Indian Socialism Breeds Sectarianism
DECEMBER 01, 2002 by CHRISTOPHER LINGLE
In a classic case of deflecting blame for their own shortcomings, politicians in India have identified the size of the population as the country’s biggest problem. This disingenuous position was stated in a unanimous resolution issued by the Indian parliament in 1997 on the 50th anniversary of independence.
It is hard to imagine a more cynical or despicable lie. If left free from the extensive interferences of various levels of government, the energy and creativity of the Indian people could soon allow them to be among the richest on earth.
Indians are not poor because there are too many of them; they are poor because there are too many regulations. India’s greatest problems arise from a political culture guided by socialist instincts, on the one hand, and an imbedded legal obligation, on the other hand.
While India’s political culture reflects the beliefs of its founding fathers, there is the additional matter of the modified preamble to its constitution that specifies: “India is a sovereign, secular, socialist republic.”
It was Indira Gandhi who had the words “socialist” and “secular” added in the late 1970s. At the same time, she also amended the Representation of Peoples Act to require that all recognized and registered parties must swear by this preamble. Since all parties must stand for socialism, there are no parties that espouse classical liberalism, yet there are numerous communist parties.
While one can appreciate the difficulty of abandoning ideas with such honored lineage, the fact that socialism has been widely discredited and abandoned in most places should prompt Indians to reconsider this commitment.
Despite evidence of its failure as an economic system, many socialists who carry on do so by trying to proclaim that their dogma reinforces certain civic virtues. A presumed merit of socialism is that it aims to nurture a greater sense of collective identity by suppressing the narrow self-interest of individuals. However, this aspect of socialism lies at the heart of its failure both as a political tool as well as the basis for economic policy.
Let’s start with the economic failures of socialism. Most of the grand experiments have been ignominiously abandoned or recast in tortured terms such as the “third way,” which defers to the importance of markets and individual incentives.
Unfortunately, it took a great deal of human suffering before socialists abandoned their mission of trying to create an economic system on the basis of collective goals. It seems that socialist ideologues are impervious to evidence that their system inspires even more human misery in the civic realm.
This is because socialism provides the political mechanism and legitimacy by which people identify themselves as members of groups. While it may suit the socialist agenda to create them-and-us scenarios relating to workers and capitalists, or peasants and urban dwellers, this logic is readily converted to other types of divisions. Asserting group rights over individual rights can lead to the sort of injustices associated with apartheid in South Africa or genocide in other parts of the world.
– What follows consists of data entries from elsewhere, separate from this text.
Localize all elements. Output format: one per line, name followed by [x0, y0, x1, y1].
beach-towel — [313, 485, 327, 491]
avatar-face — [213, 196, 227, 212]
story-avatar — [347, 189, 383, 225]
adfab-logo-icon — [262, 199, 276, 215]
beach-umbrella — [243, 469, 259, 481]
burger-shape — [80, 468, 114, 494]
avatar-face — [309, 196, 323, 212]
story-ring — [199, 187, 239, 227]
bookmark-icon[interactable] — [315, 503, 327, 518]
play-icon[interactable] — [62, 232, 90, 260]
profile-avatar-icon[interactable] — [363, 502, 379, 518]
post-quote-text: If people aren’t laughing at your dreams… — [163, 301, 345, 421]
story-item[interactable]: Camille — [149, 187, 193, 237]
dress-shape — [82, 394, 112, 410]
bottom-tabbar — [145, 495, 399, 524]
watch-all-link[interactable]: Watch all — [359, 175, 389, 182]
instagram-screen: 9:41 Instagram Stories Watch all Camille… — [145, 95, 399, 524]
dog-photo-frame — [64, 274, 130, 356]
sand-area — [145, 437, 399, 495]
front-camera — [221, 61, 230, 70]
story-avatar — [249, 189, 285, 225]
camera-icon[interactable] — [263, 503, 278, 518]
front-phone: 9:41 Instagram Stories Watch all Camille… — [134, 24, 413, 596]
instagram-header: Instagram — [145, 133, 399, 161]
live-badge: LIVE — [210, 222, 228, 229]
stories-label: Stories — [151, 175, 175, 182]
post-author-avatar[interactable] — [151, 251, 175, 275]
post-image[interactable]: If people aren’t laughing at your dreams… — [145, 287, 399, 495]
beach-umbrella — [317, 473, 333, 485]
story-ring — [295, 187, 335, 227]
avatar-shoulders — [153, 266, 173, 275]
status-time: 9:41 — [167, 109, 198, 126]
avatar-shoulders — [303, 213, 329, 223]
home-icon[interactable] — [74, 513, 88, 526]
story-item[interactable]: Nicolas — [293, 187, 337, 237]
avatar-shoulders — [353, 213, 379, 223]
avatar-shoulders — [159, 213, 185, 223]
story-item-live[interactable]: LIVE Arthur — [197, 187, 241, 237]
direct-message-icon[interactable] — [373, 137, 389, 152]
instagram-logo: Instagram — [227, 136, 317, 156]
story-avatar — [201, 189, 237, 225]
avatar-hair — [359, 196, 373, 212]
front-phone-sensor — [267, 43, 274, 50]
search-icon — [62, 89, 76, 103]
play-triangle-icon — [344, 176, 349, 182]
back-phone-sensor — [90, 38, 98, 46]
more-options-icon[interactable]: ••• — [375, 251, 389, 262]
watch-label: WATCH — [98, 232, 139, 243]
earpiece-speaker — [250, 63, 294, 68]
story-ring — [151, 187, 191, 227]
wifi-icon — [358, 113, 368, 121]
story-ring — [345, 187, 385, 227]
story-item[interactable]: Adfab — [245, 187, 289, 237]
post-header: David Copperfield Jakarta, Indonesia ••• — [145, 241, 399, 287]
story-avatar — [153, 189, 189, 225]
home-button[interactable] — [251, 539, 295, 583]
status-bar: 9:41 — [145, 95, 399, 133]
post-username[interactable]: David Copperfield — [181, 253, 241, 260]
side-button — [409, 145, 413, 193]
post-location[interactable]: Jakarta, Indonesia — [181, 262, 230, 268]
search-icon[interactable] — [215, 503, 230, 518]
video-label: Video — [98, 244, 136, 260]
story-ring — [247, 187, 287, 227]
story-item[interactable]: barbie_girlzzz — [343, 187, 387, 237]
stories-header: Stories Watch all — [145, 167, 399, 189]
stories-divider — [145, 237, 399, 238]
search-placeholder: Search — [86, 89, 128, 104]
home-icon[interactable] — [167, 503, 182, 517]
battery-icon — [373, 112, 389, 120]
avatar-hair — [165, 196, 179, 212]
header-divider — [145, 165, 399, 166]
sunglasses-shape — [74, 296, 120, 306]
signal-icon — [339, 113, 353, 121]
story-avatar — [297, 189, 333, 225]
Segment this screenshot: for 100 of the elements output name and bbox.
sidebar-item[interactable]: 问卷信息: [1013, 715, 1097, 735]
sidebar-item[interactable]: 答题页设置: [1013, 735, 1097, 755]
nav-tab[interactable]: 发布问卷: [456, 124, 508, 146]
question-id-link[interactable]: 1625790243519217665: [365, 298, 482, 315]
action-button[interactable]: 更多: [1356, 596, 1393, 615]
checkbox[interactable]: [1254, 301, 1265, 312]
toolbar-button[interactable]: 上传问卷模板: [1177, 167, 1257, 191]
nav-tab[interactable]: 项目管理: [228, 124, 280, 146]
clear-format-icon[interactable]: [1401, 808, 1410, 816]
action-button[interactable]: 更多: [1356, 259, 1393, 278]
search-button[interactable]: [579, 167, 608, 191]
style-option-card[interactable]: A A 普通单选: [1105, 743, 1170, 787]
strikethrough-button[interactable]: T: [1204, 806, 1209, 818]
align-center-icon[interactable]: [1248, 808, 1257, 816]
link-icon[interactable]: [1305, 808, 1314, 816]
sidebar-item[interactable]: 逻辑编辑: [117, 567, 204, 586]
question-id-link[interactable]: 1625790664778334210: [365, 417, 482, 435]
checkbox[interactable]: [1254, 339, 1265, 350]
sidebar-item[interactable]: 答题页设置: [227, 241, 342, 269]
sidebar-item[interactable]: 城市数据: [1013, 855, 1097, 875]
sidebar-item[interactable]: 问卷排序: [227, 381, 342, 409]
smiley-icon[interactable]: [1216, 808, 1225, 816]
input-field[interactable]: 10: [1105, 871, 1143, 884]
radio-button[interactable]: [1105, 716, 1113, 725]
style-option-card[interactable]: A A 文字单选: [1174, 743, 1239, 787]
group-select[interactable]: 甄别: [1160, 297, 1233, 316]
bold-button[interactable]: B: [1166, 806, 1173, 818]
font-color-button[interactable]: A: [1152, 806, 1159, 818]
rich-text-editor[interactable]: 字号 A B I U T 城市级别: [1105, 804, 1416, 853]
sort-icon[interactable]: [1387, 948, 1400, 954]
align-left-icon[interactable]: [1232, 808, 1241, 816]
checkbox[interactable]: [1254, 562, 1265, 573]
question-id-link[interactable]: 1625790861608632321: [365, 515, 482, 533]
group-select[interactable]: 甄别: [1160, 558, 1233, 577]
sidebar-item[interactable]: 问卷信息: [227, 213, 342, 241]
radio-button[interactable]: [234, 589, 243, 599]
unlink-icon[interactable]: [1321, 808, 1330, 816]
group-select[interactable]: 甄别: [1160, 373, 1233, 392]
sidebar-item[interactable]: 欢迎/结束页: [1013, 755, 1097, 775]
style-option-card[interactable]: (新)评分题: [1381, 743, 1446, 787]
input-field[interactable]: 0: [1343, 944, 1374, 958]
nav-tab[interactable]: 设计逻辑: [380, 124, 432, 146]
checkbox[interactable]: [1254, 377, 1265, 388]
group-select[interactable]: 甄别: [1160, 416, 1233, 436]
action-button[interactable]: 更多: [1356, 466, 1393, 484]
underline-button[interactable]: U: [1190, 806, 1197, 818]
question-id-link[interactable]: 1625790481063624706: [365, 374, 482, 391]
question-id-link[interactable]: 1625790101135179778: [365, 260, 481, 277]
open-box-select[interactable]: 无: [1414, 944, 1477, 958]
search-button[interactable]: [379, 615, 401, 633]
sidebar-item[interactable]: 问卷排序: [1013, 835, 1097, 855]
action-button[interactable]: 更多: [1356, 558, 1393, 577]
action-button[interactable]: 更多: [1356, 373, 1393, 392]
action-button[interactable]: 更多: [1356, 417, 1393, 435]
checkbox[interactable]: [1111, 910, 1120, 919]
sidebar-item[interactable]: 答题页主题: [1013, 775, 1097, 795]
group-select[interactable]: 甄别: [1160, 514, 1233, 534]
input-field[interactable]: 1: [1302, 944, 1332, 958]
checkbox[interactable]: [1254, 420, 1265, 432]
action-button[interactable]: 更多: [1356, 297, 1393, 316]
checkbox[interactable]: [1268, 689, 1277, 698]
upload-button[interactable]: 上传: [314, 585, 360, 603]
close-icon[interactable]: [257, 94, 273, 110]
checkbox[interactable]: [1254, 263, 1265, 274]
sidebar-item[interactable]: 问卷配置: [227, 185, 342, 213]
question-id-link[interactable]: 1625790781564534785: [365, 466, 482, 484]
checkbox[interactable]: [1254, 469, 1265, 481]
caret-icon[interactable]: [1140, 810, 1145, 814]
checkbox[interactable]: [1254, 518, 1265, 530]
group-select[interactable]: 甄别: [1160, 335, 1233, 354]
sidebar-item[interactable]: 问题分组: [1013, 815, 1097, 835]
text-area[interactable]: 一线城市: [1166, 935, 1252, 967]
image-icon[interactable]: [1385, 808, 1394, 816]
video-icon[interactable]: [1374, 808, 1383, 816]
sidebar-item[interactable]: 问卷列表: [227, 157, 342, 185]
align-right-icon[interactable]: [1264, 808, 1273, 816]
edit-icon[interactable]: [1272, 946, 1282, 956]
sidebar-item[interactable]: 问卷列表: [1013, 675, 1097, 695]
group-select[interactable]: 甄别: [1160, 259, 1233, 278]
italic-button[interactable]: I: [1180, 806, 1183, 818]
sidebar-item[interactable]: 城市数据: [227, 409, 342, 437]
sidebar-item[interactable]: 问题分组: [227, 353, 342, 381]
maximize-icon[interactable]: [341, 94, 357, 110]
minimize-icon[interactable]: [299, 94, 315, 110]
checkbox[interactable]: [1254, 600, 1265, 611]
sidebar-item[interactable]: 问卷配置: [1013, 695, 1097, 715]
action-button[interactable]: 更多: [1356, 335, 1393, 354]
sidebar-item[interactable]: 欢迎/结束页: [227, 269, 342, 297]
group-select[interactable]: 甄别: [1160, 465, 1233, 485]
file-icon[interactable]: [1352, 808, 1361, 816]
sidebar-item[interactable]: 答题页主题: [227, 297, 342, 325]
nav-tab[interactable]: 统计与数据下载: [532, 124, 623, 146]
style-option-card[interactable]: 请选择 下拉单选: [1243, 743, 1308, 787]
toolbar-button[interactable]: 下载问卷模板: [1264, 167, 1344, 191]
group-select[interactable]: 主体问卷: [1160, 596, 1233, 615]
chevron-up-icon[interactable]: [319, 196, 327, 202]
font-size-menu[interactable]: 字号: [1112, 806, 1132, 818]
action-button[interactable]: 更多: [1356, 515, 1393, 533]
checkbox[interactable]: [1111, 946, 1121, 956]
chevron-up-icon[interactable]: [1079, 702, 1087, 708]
In the case of India’s socialist state, competition for power has increasingly become identified with religion or ethnicity. Political parties based on religion are inevitably exclusionary and conservative. These narrow concepts of identity work against social cooperation since such political forces cannot accommodate modern notions of universalist values.
Socialism also sets the stage for populist promises to take from one group to support another. And so it is that socialist ideology provided the beginnings of a political culture that has evolved into a sectarian populism that has wrought cycles of communal violence. Populism, with its solicitations of political patronage, whether based on nationalism or some other ploy, is also open to corruption.
Like its evil twin, populism, socialism creates false expectations among the poor that cannot be fulfilled and promotes other forms of divisiveness. A common assertion made by public officials is that poverty can be decreased or that social justice served by taking away from the rich or by passing laws to raise wages. However, this assertion misleads the poor into believing that their condition can and should be legislated away. In response to these signals, the poor demand to be given ever more as a right arising from their identity within a group.
By promoting the misleading idea that income and wealth redistribution can reduce poverty, socialism ignores the fact that poverty is man’s default condition and it persists because of low economic growth and insufficient capital formation. As in most emerging market economies, India has too many policies that hinder private investment.
One of the lessons of the global economy is that only private initiatives can create sustainable economic growth and employment. Long-term investments by entrepreneurs are stunted when capricious actions of governments arise from a populist agenda.
Instead of listening to socialist denunciations of globalization, poverty-stricken citizens around the world should realize that their economies suffer from failures of governance. Poor policy decisions are being made within an increasingly defective “institutional infrastructure” that frustrates investors seeking evidence of growth potential.
At issue is nothing less than the role of the state. Should the Indian state be used as a mechanism to protect the freedoms and rights of individuals living under a general law? Or should the state be a vehicle for groups to gain power and use it to further their own narrow ends? It should be clear that the latter approach will lead to the destruction of India’s society, while the former will allow it to survive.
Christopher Lingle is professor of economics at Universidad Francisco Marroquín in Guatemala and global strategist for eConoLytics.com.